Gertrud bekam dort Unterricht in den Grundlagen der artes liberales – Grammatik, Rhetorik, Logik – und lernte die Schriften der Kirchenväter kennen.

Gertrud legte als Lehrerin und Interpretin für ihre Schwestern komplexe theologische Texte aus, verfasste Gebete und schrieb Briefe. Von ihren Schriften sind außer dem Legatus nur die Exercitia spiritualia (Geistliche Übungen) erhalten; auch die mystischen Erfahrungen der Mechthild von Hackeborn, bekannt als Liber specialis gratiae, wurden wohl von Gertrud u.a. aufgeschrieben.

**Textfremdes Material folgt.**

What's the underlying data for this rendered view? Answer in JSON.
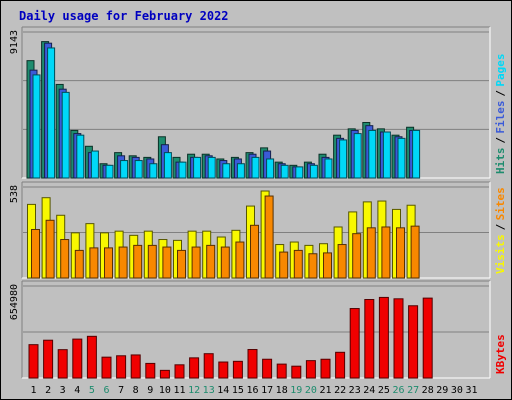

Gertrud wurde von Mitschwestern wie von Außenstehenden vor allem als geistliche Ratgeberin und Fürbitterin aufgesucht. Ihr positives Bild einer Gottheit mit den menschlichen Zügen eines Freundes, einer Mutter oder eines Gatten ist typisch für die Spiritualität des 13. Jahrhunderts. Einzigartig unter den Mystikerinnen ist allerdings ihre selbstbewusste weibliche Stimme. Kraft ihrer inneren Freiheit und Zuversicht kritisierte sie auch furchtlos reformbedürftige Aspekte der Kirche – z.B. den Reliquienkult und den Ablassverkauf.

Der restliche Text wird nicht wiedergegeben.